A Security Feature Fumble
If you don't use TurboTax Online for 20 minutes it will automatically log you out so no one else can see your personal financial data. When I walked away from my computer for 20 minutes or more and later tried to resume working on my tax return, the last page of the return I had been working in was on my screen. When I touched the keyboard, a message popped up to warn me that I had been logged out for Security purposes. It would actually be more secure if TurboTax automatically flipped to that warning page after 20 minutes of inactivity rather than leaving the last screen I was working on up in the browser.
Getting the Maximum Deduction for Your Donations
If you tell TurboTax that you made charitable contributions in 2011, you will be offered the option of entering your non-cash donations to charity in TurboTax ItsDeductible Online. Use this tool and you'll likely get a higher value for those donations than if you guessed at the values on your own. ItsDeductible Online also tracks miles you put on your vehicle while working for a charitable cause and cash or investments that you donate. Once you enter all your donations, import the data to TurboTax desktop software and Online Deluxe and higher versions.
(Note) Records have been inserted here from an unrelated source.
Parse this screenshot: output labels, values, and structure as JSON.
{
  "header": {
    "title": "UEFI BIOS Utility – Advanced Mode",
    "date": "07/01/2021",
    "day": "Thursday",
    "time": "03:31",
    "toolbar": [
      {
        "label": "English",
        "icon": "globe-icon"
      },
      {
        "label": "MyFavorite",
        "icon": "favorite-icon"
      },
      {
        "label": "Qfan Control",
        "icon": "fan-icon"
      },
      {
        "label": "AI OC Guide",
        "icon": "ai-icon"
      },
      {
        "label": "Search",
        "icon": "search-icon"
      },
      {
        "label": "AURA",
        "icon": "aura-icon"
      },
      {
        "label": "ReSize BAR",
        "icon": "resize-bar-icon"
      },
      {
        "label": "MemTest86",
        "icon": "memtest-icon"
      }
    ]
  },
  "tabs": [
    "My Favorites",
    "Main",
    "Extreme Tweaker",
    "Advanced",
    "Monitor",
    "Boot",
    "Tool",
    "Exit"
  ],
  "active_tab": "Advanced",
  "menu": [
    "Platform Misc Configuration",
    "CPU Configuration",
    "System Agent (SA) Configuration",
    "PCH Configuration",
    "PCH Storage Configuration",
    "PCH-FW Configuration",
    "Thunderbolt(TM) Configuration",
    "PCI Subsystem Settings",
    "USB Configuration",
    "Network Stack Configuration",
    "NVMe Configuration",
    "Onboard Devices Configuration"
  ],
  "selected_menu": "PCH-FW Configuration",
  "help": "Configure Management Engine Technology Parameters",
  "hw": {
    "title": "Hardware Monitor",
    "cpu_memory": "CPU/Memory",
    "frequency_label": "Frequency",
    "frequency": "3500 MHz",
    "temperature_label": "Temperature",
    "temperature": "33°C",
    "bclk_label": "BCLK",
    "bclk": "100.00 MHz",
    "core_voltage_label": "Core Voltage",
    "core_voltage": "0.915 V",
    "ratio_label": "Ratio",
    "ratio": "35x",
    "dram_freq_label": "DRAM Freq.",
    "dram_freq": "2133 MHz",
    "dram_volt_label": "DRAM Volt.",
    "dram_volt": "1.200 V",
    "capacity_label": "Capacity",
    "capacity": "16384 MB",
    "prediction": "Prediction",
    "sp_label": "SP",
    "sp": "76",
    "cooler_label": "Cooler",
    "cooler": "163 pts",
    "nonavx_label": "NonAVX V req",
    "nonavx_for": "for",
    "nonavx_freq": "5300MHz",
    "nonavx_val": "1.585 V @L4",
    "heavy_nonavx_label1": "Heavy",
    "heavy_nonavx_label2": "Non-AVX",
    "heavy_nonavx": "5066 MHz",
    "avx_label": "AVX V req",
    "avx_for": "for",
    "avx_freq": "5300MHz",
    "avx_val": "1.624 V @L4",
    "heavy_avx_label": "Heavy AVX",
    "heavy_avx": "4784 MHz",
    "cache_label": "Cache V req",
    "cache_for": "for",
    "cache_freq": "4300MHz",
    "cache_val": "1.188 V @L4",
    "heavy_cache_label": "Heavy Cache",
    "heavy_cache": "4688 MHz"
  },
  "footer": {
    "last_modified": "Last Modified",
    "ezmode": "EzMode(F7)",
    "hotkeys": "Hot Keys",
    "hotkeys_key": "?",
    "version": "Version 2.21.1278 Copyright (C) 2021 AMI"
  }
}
TurboTax Live Community is an active online forum use for getting answers from other TurboTax users to questions by searching previously asked questions or by entering your own question. Another option for getting help is to click on Get Expert Help which brings up a searchable Help Center that defaults to Q&A pertaining to the part of the return you're currently working in. Click on any of six general topics, drill down into subtopics, and you can click on Contact Us to get access to tech support or a tax professional, depending on whether you're having problems with using the software or figuring out a tax issue.
Bottom Line Review: TurboTax
TurboTax is probably the most expensive tax software out there, but the ease of use and active Live Community combined with access to tax experts for help with state and federal tax questions for all versions all adds up to justify the price tag. Speaking of cost, TurboTax prices have historically gone up as the deadline for filing taxes gets closer.
The only thing missing from TurboTax that its nearest competitor, H&R Block At Home, offers is an enrolled agent to assist you in the rare event that you are audited. However, Audit Defensee, described above, provides this service at an additional cost. All things considered, TurboTax is an excellent choice and a great value in tax software for tax year 2011.